Most proteins enter the cell through their specific cell surface receptors. Recent studies, however, indicate that certain short protein sequences can enter the cells without any receptors and such proteins have been described as protein transduction domain (PTD) peptides (Lindgren et al., 2000; Schwarze and Dowdy, 2000). Most of the protein transduction domain peptides are arginine-rich peptides (Futaki et al., 2003). Importantly, conjugation of proteins, peptides and antisense oligonucleotides to these protein transduction domain peptides has been shown to deliver these cargos effectively, allowing observation of biological action in several cell and animal models (Lindgren et al., 2000; Schwarze and Dowdy, 2000). Peptides derived from third helix of the antennapedia homeodomain, herpes virus structural protein, and HIV tat protein have been used to deliver both small and large peptides of interest to the cells through an energy- and receptor-independent mechanism (Derossi et al., 1994; Elliott and O\'Hare, 1997; Fawell et al., 1994).

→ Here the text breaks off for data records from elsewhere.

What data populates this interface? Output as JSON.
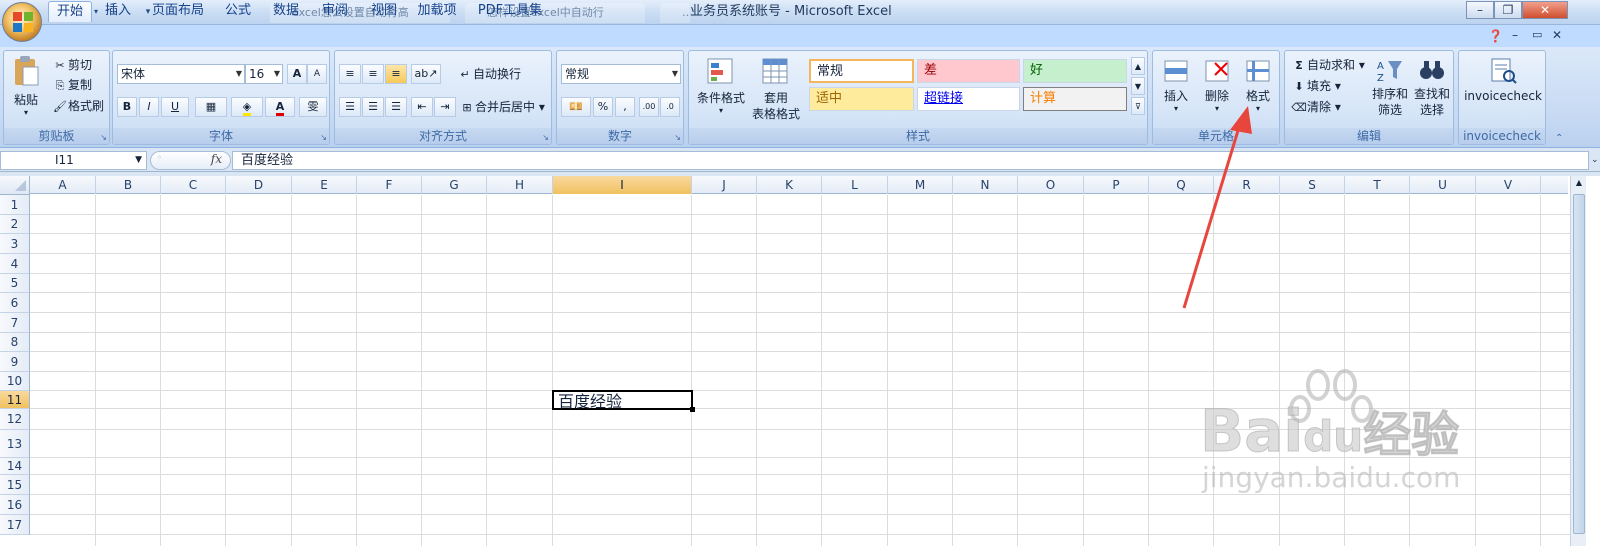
{
  "window": {
    "title": "业务员系统账号 - Microsoft Excel",
    "ghost_tabs": [
      "excel怎么设置自动行高",
      "怎样设置excel中自动行",
      "…"
    ]
  },
  "tabs": [
    "开始",
    "插入",
    "页面布局",
    "公式",
    "数据",
    "审阅",
    "视图",
    "加载项",
    "PDF工具集"
  ],
  "active_tab": "开始",
  "ribbon": {
    "clipboard": {
      "paste": "粘贴",
      "cut": "剪切",
      "copy": "复制",
      "format_painter": "格式刷",
      "label": "剪贴板"
    },
    "font": {
      "font_name": "宋体",
      "font_size": "16",
      "label": "字体",
      "bold": "B",
      "italic": "I",
      "underline": "U",
      "grow": "A",
      "shrink": "A",
      "font_color_letter": "A",
      "phonetic": "雯"
    },
    "alignment": {
      "wrap": "自动换行",
      "merge": "合并后居中",
      "label": "对齐方式"
    },
    "number": {
      "format": "常规",
      "percent": "%",
      "comma": ",",
      "label": "数字"
    },
    "styles": {
      "conditional": "条件格式",
      "table_format_1": "套用",
      "table_format_2": "表格格式",
      "cells": [
        "常规",
        "差",
        "好",
        "适中",
        "超链接",
        "计算"
      ],
      "label": "样式"
    },
    "cells": {
      "insert": "插入",
      "delete": "删除",
      "format": "格式",
      "label": "单元格"
    },
    "editing": {
      "autosum": "自动求和",
      "fill": "填充",
      "clear": "清除",
      "sort_1": "排序和",
      "sort_2": "筛选",
      "find_1": "查找和",
      "find_2": "选择",
      "label": "编辑"
    },
    "invoice": {
      "button": "invoicecheck",
      "label": "invoicecheck"
    }
  },
  "formula_bar": {
    "name_box": "I11",
    "fx": "fx",
    "content": "百度经验"
  },
  "sheet": {
    "columns": [
      "A",
      "B",
      "C",
      "D",
      "E",
      "F",
      "G",
      "H",
      "I",
      "J",
      "K",
      "L",
      "M",
      "N",
      "O",
      "P",
      "Q",
      "R",
      "S",
      "T",
      "U",
      "V"
    ],
    "rows": [
      "1",
      "2",
      "3",
      "4",
      "5",
      "6",
      "7",
      "8",
      "9",
      "10",
      "11",
      "12",
      "13",
      "14",
      "15",
      "16",
      "17"
    ],
    "selected_column": "I",
    "selected_row": "11",
    "active_cell_value": "百度经验"
  },
  "watermark": {
    "brand": "Bai",
    "brand2": "du",
    "cn": "经验",
    "url": "jingyan.baidu.com"
  },
  "colors": {
    "arrow": "#e8453c",
    "selected_header": "#f1c15f",
    "ribbon_bg": "#c7daf3"
  }
}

Using these protein transduction domain peptides, several peptides based on protein-protein interaction domains have been delivered to the cells to suppress cell signaling. These include Grb2 binding peptide, mitogen-activated protein kinase, STAT3, NEMO-IKK interacting peptide, and peptides carrying nuclear localization sequences. Besides peptides, protein transduction domain peptides have also been used to deliver larger full length polypeptides, including IκBα, cyclin-dependent kinase inhibitory protein p27, anti-apoptotic proteins Bcl-xl, and proapoptotic proteins.

The prior art is deficient in providing a cell permeable inhibitor specific for NF-κB. The present invention fulfills this long-standing need and desire in the art by disclosing the construction of a cell permeable NF-κB-specific inhibitor comprising a NF-κB polypeptide linked to an antennapedia-derived protein transduction domain. This inhibitor can suppress NF-κB activation, suppress NF-κB-mediated gene transcription and enhance apoptosis induced by TNF and other apoptotic stimuli.

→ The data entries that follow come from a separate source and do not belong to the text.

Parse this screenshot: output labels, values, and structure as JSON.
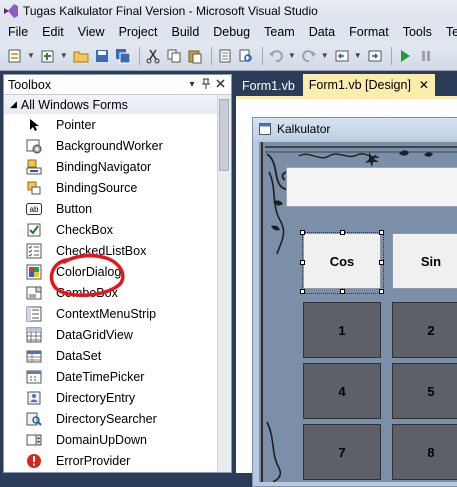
{
  "window": {
    "title": "Tugas Kalkulator Final Version - Microsoft Visual Studio"
  },
  "menu": [
    "File",
    "Edit",
    "View",
    "Project",
    "Build",
    "Debug",
    "Team",
    "Data",
    "Format",
    "Tools",
    "Test"
  ],
  "toolbox": {
    "title": "Toolbox",
    "pin_glyph": "▾",
    "section": "All Windows Forms",
    "items": [
      {
        "label": "Pointer",
        "icon": "pointer-icon"
      },
      {
        "label": "BackgroundWorker",
        "icon": "background-worker-icon"
      },
      {
        "label": "BindingNavigator",
        "icon": "binding-navigator-icon"
      },
      {
        "label": "BindingSource",
        "icon": "binding-source-icon"
      },
      {
        "label": "Button",
        "icon": "button-icon",
        "icon_text": "ab"
      },
      {
        "label": "CheckBox",
        "icon": "checkbox-icon"
      },
      {
        "label": "CheckedListBox",
        "icon": "checked-listbox-icon"
      },
      {
        "label": "ColorDialog",
        "icon": "color-dialog-icon"
      },
      {
        "label": "ComboBox",
        "icon": "combobox-icon"
      },
      {
        "label": "ContextMenuStrip",
        "icon": "context-menu-strip-icon"
      },
      {
        "label": "DataGridView",
        "icon": "datagridview-icon"
      },
      {
        "label": "DataSet",
        "icon": "dataset-icon"
      },
      {
        "label": "DateTimePicker",
        "icon": "datetimepicker-icon"
      },
      {
        "label": "DirectoryEntry",
        "icon": "directory-entry-icon"
      },
      {
        "label": "DirectorySearcher",
        "icon": "directory-searcher-icon"
      },
      {
        "label": "DomainUpDown",
        "icon": "domain-updown-icon"
      },
      {
        "label": "ErrorProvider",
        "icon": "error-provider-icon"
      }
    ]
  },
  "tabs": [
    {
      "label": "Form1.vb",
      "active": false
    },
    {
      "label": "Form1.vb [Design]",
      "active": true,
      "close": "✕"
    }
  ],
  "form": {
    "title": "Kalkulator",
    "keys": [
      {
        "label": "Cos",
        "style": "light",
        "selected": true
      },
      {
        "label": "Sin",
        "style": "light"
      },
      {
        "label": "1",
        "style": "dark"
      },
      {
        "label": "2",
        "style": "dark"
      },
      {
        "label": "4",
        "style": "dark"
      },
      {
        "label": "5",
        "style": "dark"
      },
      {
        "label": "7",
        "style": "dark"
      },
      {
        "label": "8",
        "style": "dark"
      }
    ]
  },
  "colors": {
    "ide_background": "#2b3c59",
    "active_tab": "#fcecad",
    "annotation_circle": "#e8141c"
  }
}
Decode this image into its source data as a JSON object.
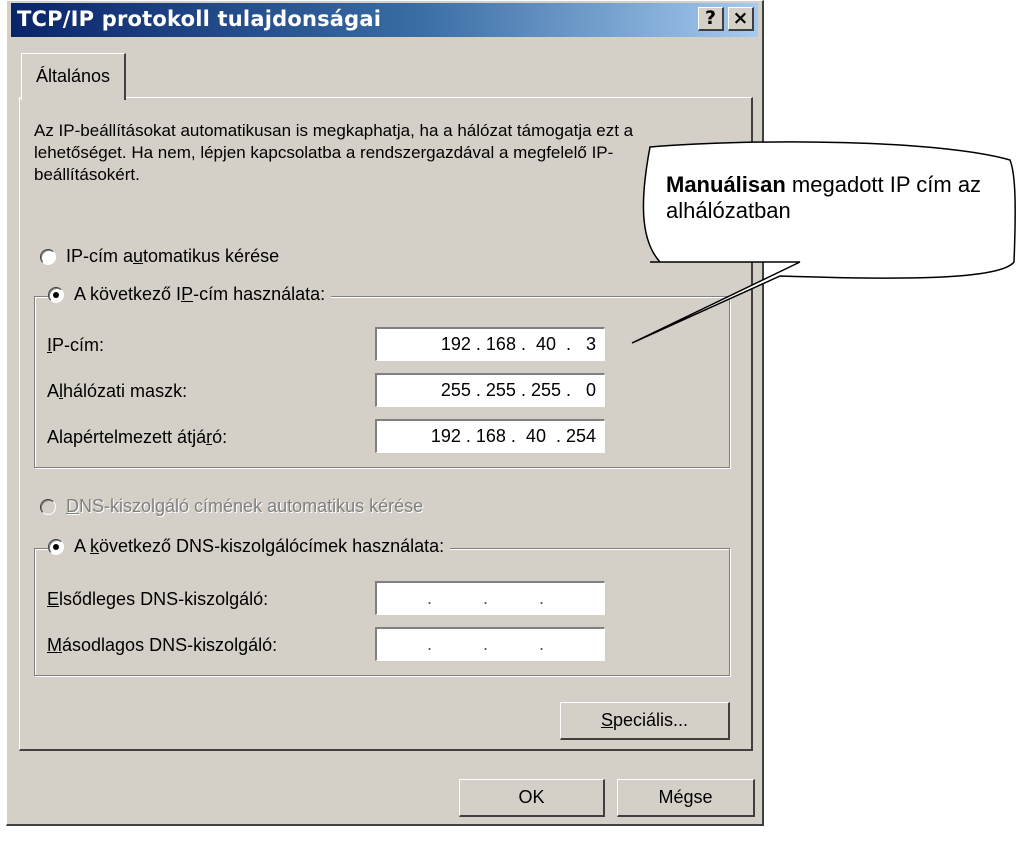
{
  "window": {
    "title": "TCP/IP protokoll tulajdonságai",
    "help_label": "?",
    "close_label": "×"
  },
  "tabs": [
    {
      "label": "Általános"
    }
  ],
  "description": "Az IP-beállításokat automatikusan is megkaphatja, ha a hálózat támogatja ezt a lehetőséget. Ha nem, lépjen kapcsolatba a rendszergazdával a megfelelő IP-beállításokért.",
  "ip": {
    "auto_radio": {
      "pre": "IP-cím a",
      "accel": "u",
      "post": "tomatikus kérése"
    },
    "manual_radio": {
      "pre": "A következő I",
      "accel": "P",
      "post": "-cím használata:"
    },
    "fields": [
      {
        "pre": "",
        "accel": "I",
        "post": "P-cím:",
        "value": "192 . 168 .  40  .   3"
      },
      {
        "pre": "A",
        "accel": "l",
        "post": "hálózati maszk:",
        "value": "255 . 255 . 255 .   0"
      },
      {
        "pre": "Alapértelmezett átjá",
        "accel": "r",
        "post": "ó:",
        "value": "192 . 168 .  40  . 254"
      }
    ]
  },
  "dns": {
    "auto_radio": {
      "pre": "",
      "accel": "D",
      "post": "NS-kiszolgáló címének automatikus kérése"
    },
    "manual_radio": {
      "pre": "A ",
      "accel": "k",
      "post": "övetkező DNS-kiszolgálócímek használata:"
    },
    "fields": [
      {
        "pre": "",
        "accel": "E",
        "post": "lsődleges DNS-kiszolgáló:",
        "value": ".       .       ."
      },
      {
        "pre": "",
        "accel": "M",
        "post": "ásodlagos DNS-kiszolgáló:",
        "value": ".       .       ."
      }
    ]
  },
  "advanced_button": {
    "accel": "S",
    "post": "peciális..."
  },
  "ok_label": "OK",
  "cancel_label": "Mégse",
  "callout": {
    "bold": "Manuálisan",
    "text": " megadott IP cím az alhálózatban"
  }
}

The present invention is directed to a cell permeable NF-KB inhibitor comprising (i) a polypeptide of SEQ ID NO. 5 or 11, or homologues or derivatives thereof, and (ii) a protein transduction domain which is able to transport the polypeptide across cell membrane. In general, the protein transduction domain is derived from the third helix of the antennapedia homeodomain, herpes virus structural protein, or HIV tat protein. In one embodiment of the present invention, the protein transduction domain derived from the third helix of the antennapedia homeodomain has the sequence of SEQ ID NO. 3, and the cell permeable. NF-κB inhibitor has the sequences of SEQ ID NO. 4 or 10.

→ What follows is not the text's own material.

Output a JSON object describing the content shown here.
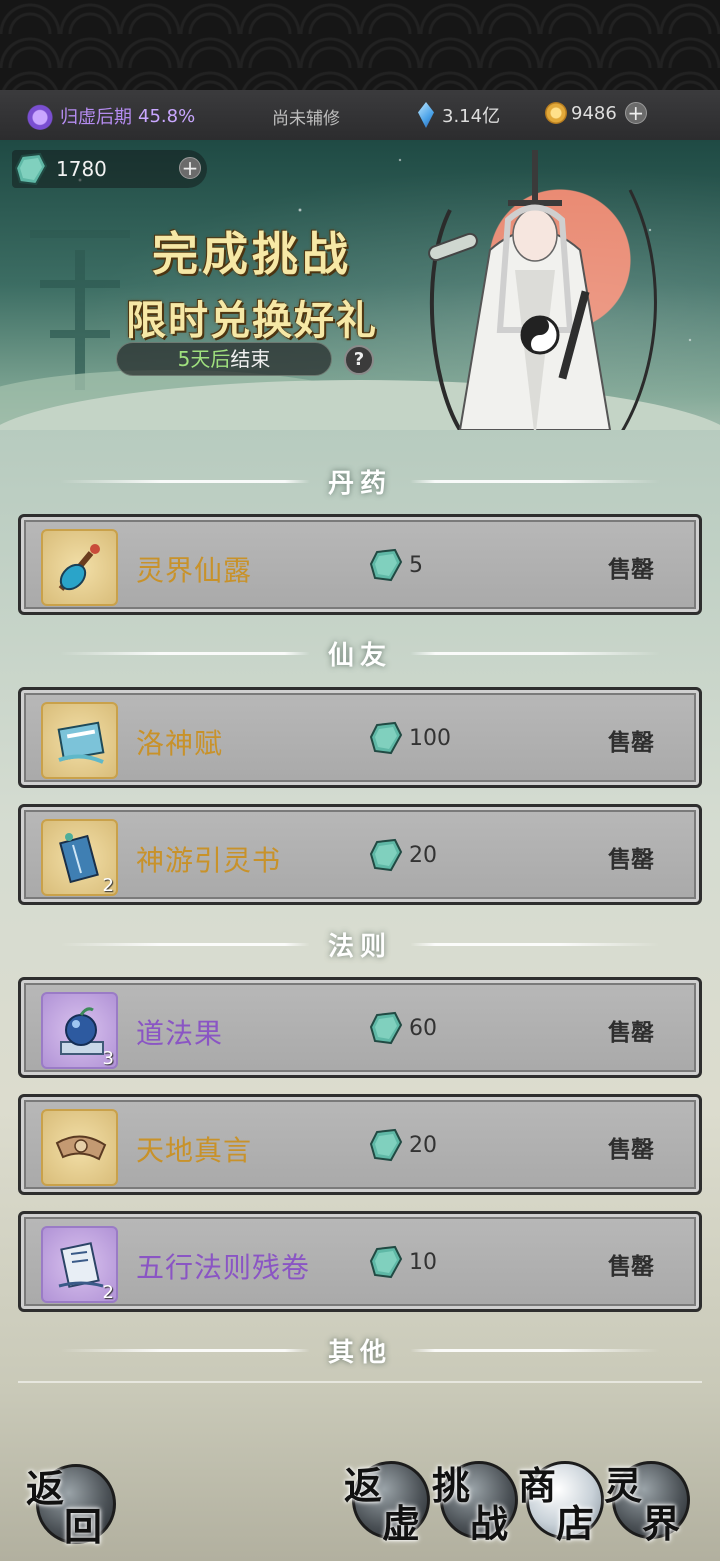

In another aspect, the present invention provides methods of using the NF-κB inhibitor to inhibit DNA binding activity of NF-κB or enhance apoptosis in a cell. In general, DNA binding activity of NF-κB induced by TNF, LPS, IL-1, okadaic acid, PMA, H₂O₂, cigarette smoke condensate, TNF receptor 1 (TNFR1), TNF receptor-associated death domain (TRADD), TNF receptor-associated factor 2 (TRAF2), NF-κB-inducing kinase (NIK), or IκBα kinase (IKK) could be inhibited by the inhibitor, whereas apoptosis induced by TNF, or chemotherapeutic agent such as doxorubicin or cisplatin could be enhanced by the inhibitor.

Other and further aspects, features, and advantages of the present invention will be apparent from the following description of the presently preferred embodiments of the invention. These embodiments are given for the purpose of disclosure.